The Cost of Constraint

  • Research by Harvard behavioral economist Sendhil Mullainathan suggests that worrying about “not enough” — or even just imagining hypothetical “not enough” scenarios — can reduce both our available IQ and our ability to respond to real-life challenges.
  • The negative cognitive effects of most scarcity-oriented experiences are remarkably similar, regardless of the nature of the “not enough” in question. According to related research referenced in Harvard Magazine, ”scarcity steals mental capacity wherever it occurs — from the hungry, to the lonely, to the time-strapped, to the poor.”
  • While dealing with a “right  now” scarcity experience (e.g., being painfully hungry or cold, or not having the bus fare you need to get home) is stressful in its own right, most of our thoughts about scarcity are associated with our fears of it — the story we tell ourselves about what might happen sometime in the future.
  • Research suggests that early-childhood experiences and traumatic events related to scarcity-based suffering (such as poverty, hunger, and loneliness) can lay down neurological circuits that predispose us to thinking and acting in scarcity-oriented ways over the course of our lifetime.

Self-Fulfilling Prophecy

  • The fear of “not enough” can lead us to create the conditions of scarcity — never serving quite enough food for the table, for instance, or not eating enough to feel satisfied. That can set us up for having a continuous, confirming experience of deprivation.
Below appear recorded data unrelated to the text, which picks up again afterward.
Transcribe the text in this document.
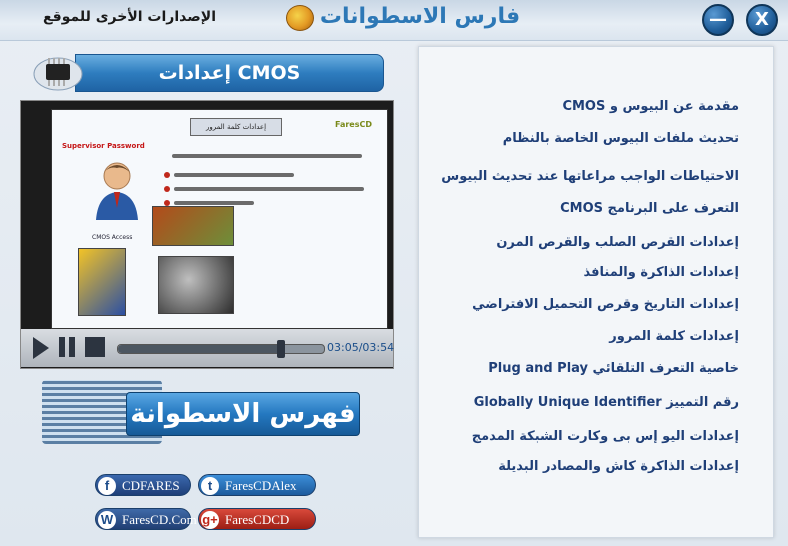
الإصدارات الأخرى للموقع	فارس الاسطوانات	—	X
إعدادات CMOS
إعدادات كلمة المرور	FaresCD
Supervisor Password
CMOS Access
03:05/03:54
فهرس الاسطوانة
f CDFARES	t FaresCDAlex
W FaresCD.Com g+ FaresCDCD
مقدمة عن البيوس و CMOS
تحديث ملفات البيوس الخاصة بالنظام
الاحتياطات الواجب مراعاتها عند تحديث البيوس
التعرف على البرنامج CMOS
إعدادات القرص الصلب والقرص المرن
إعدادات الذاكرة والمنافذ
إعدادات التاريخ وقرص التحميل الافتراضي
إعدادات كلمة المرور
خاصية التعرف التلقائي Plug and Play
رقم التمييز Globally Unique Identifier
إعدادات اليو إس بى وكارت الشبكة المدمج
إعدادات الذاكرة كاش والمصادر البديلة
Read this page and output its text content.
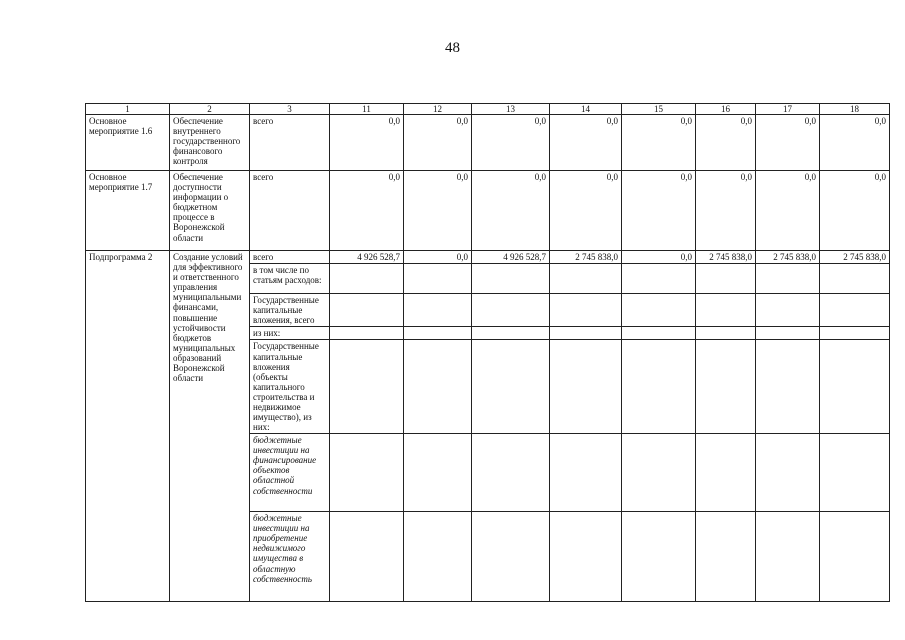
48
1	2	3	11	12	13	14	15	16	17	18
Основное мероприятие 1.6	Обеспечение внутреннего государственного финансового контроля	всего	0,0	0,0	0,0	0,0	0,0	0,0	0,0	0,0
Основное мероприятие 1.7	Обеспечение доступности информации о бюджетном процессе в Воронежской области	всего	0,0	0,0	0,0	0,0	0,0	0,0	0,0	0,0
Подпрограмма 2	Создание условий для эффективного и ответственного управления муниципальными финансами, повышение устойчивости бюджетов муниципальных образований Воронежской области	всего	4 926 528,7	0,0	4 926 528,7	2 745 838,0	0,0	2 745 838,0	2 745 838,0	2 745 838,0
		в том числе по статьям расходов:								
		Государственные капитальные вложения, всего								
		из них:								
		Государственные капитальные вложения (объекты капитального строительства и недвижимое имущество), из них:								
		бюджетные инвестиции на финансирование объектов областной собственности								
		бюджетные инвестиции на приобретение недвижимого имущества в областную собственность								
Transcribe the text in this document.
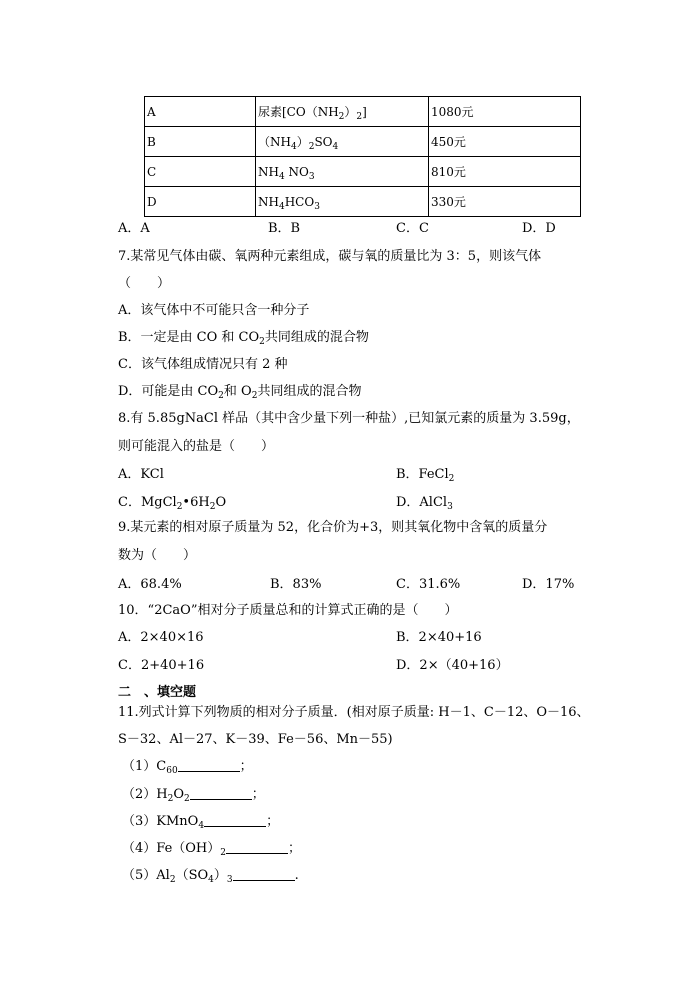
A	尿素$[CO(NH_2)_2]$	1080元
B	$(NH_4)_2SO_4$	450元
C	$NH_4$ $NO_3$	810元
D	$NH_4HCO_3$	330元
A．A	B．B	C．C	D．D
7.某常见气体由碳、氧两种元素组成，碳与氧的质量比为 3：5，则该气体
（　　）
A．该气体中不可能只含一种分子
B．一定是由 CO 和 $CO_2$共同组成的混合物
C．该气体组成情况只有 2 种
D．可能是由 $CO_2$和 $O_2$共同组成的混合物
8.有 5.85gNaCl 样品（其中含少量下列一种盐）,已知氯元素的质量为 3.59g，
则可能混入的盐是（　　）
A．KCl	B．FeCl$_2$
C．$MgCl_2•6H_2O$	D．AlCl$_3$
9.某元素的相对原子质量为 52，化合价为+3，则其氧化物中含氧的质量分
数为（　　）
A．68.4%	B．83%	C．31.6%	D．17%
10．“2CaO”相对分子质量总和的计算式正确的是（　　）
A．2×40×16	B．2×40+16
C．2+40+16	D．2×（40+16）
二　、填空题
11.列式计算下列物质的相对分子质量．(相对原子质量: H－1、C－12、O－16、
S－32、Al－27、K－39、Fe－56、Mn－55)
$(1)C_{60}$	；
$(2)H_2O_2$	；
（3）KMnO$_4$	；
$(4)Fe(OH)_2$	；
$(5)Al_2(SO_4)_3$	.
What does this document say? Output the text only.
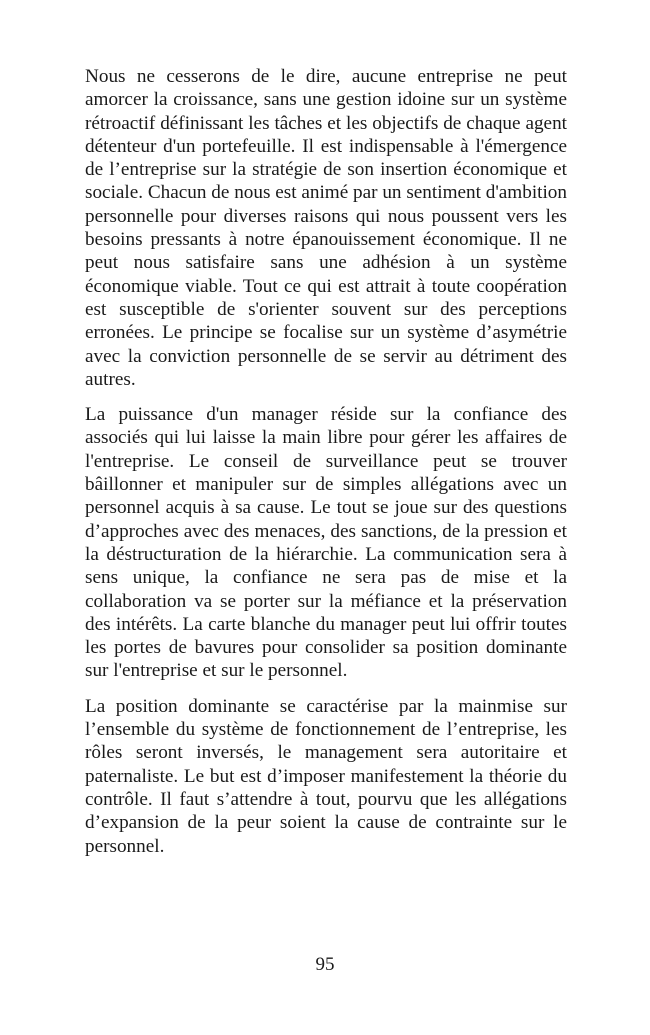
Nous ne cesserons de le dire, aucune entreprise ne peut amorcer la croissance, sans une gestion idoine sur un système rétroactif définissant les tâches et les objectifs de chaque agent détenteur d'un portefeuille. Il est indispensable à l'émergence de l’entreprise sur la stratégie de son insertion économique et sociale. Chacun de nous est animé par un sentiment d'ambition personnelle pour diverses raisons qui nous poussent vers les besoins pressants à notre épanouissement économique. Il ne peut nous satisfaire sans une adhésion à un système économique viable. Tout ce qui est attrait à toute coopération est susceptible de s'orienter souvent sur des perceptions erronées. Le principe se focalise sur un système d’asymétrie avec la conviction personnelle de se servir au détriment des autres.

La puissance d'un manager réside sur la confiance des associés qui lui laisse la main libre pour gérer les affaires de l'entreprise. Le conseil de surveillance peut se trouver bâillonner et manipuler sur de simples allégations avec un personnel acquis à sa cause. Le tout se joue sur des questions d’approches avec des menaces, des sanctions, de la pression et la déstructuration de la hiérarchie. La communication sera à sens unique, la confiance ne sera pas de mise et la collaboration va se porter sur la méfiance et la préservation des intérêts. La carte blanche du manager peut lui offrir toutes les portes de bavures pour consolider sa position dominante sur l'entreprise et sur le personnel.

La position dominante se caractérise par la mainmise sur l’ensemble du système de fonctionnement de l’entreprise, les rôles seront inversés, le management sera autoritaire et paternaliste. Le but est d’imposer manifestement la théorie du contrôle. Il faut s’attendre à tout, pourvu que les allégations d’expansion de la peur soient la cause de contrainte sur le personnel.

95
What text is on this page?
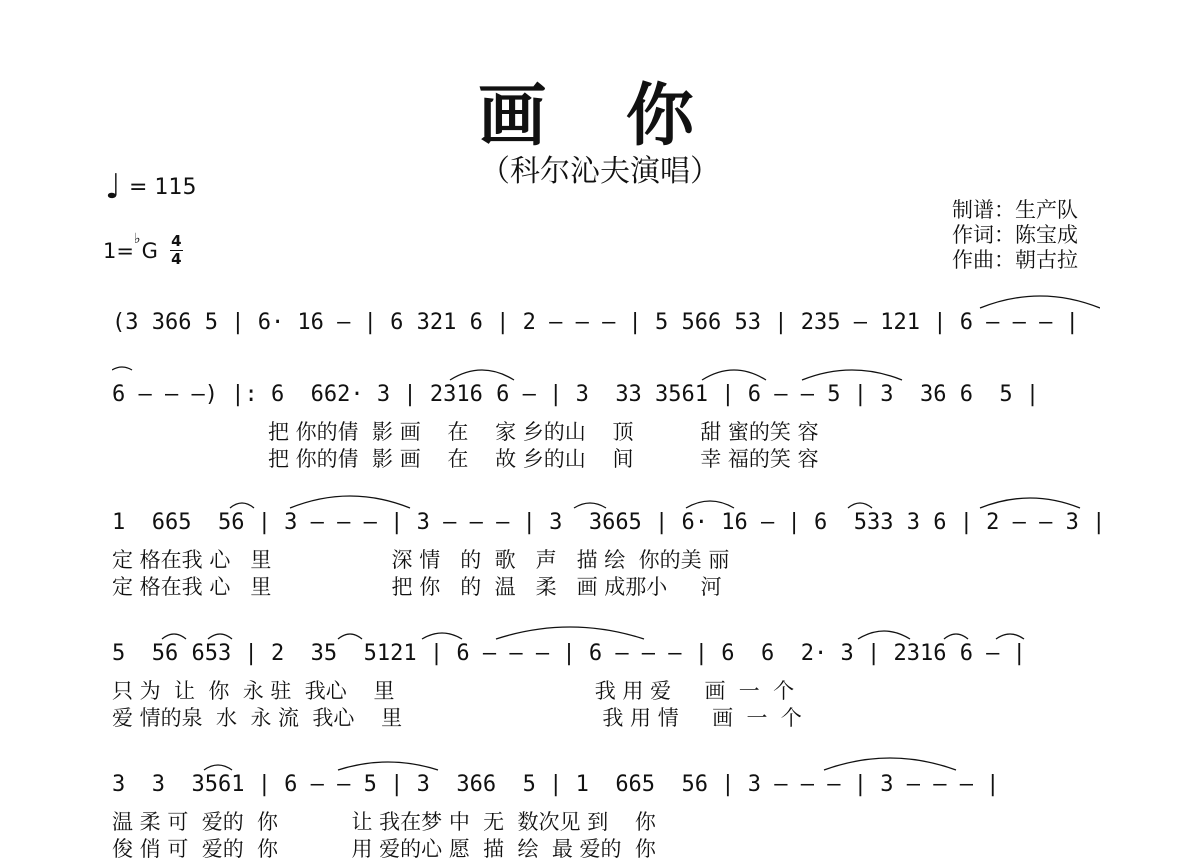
画 你
（科尔沁夫演唱）
♩ = 115
1= ♭ G 4
4
制谱：生产队
作词：陈宝成
作曲：朝古拉
(3 366 5 | 6· 16 – | 6 321 6 | 2 – – – | 5 566 53 | 235 – 121 | 6 – – – |
6 – – –) |: 6  662· 3 | 2316 6 – | 3  33 3561 | 6 – – 5 | 3  36 6  5 |
把 你的倩  影 画    在    家 乡的山    顶          甜 蜜的笑 容
把 你的倩  影 画    在    故 乡的山    间          幸 福的笑 容
1  665  56 | 3 – – – | 3 – – – | 3  3665 | 6· 16 – | 6  533 3 6 | 2 – – 3 |
定 格在我 心   里                  深 情   的  歌   声   描 绘  你的美 丽
定 格在我 心   里                  把 你   的  温   柔   画 成那小     河
5  56 653 | 2  35  5121 | 6 – – – | 6 – – – | 6  6  2· 3 | 2316 6 – |
只 为  让  你  永 驻  我心    里                              我 用 爱     画  一  个
爱 情的泉  水  永 流  我心    里                              我 用 情     画  一  个
3  3  3561 | 6 – – 5 | 3  366  5 | 1  665  56 | 3 – – – | 3 – – – |
温 柔 可  爱的  你           让 我在梦 中  无  数次见 到    你
俊 俏 可  爱的  你           用 爱的心 愿  描  绘  最 爱的  你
Conversely, it can incline us toward excess.
  • A similar dynamic occurs with our fears about not having enough love or enough time: Oozing neediness or jealousy is more likely to alienate others than to attract them. Habitually rushing to “save time” only confirms and entrenches our time-poverty experience as a default state.
  • A scarcity mindset also drives the release of stress hormones, further compounding our perceptions of being perpetually endangered and on edge.

The Potential of Plenty

  • One good way to move beyond scarcity-based programming is to give yourself permission to more regularly notice and create the conditions of plenty — or in Brené Brown’s terminology, sufficiency. Practice expanding your tolerance for abundance-oriented experiences.
  • Notice how often your self-talk is dominated by anxiety-provoking “not enough” themes and begin translating those statements into more optimistic, plentiful perceptions.

Experiments

Dallas suggests: Ask yourself whether a current worry is rooted in some projection of future scarcity.  If the answer is yes (and it almost always is), challenge that belief by saying, out loud or to yourself, “Right here, right now, it’s enough. Right here, right now, I’m enough for me.” Try that reality on, and see how it feels.

Pilar suggests: Note that worrying about “not enough” causes you to physically and mentally contract. Adopt a “posture of plenty” instead: Uncross your arms and legs, lean forward, allow your face and neck to relax, and breathe deeply — as though you have plenty of everything, and nothing to fear. Notice the difference that makes.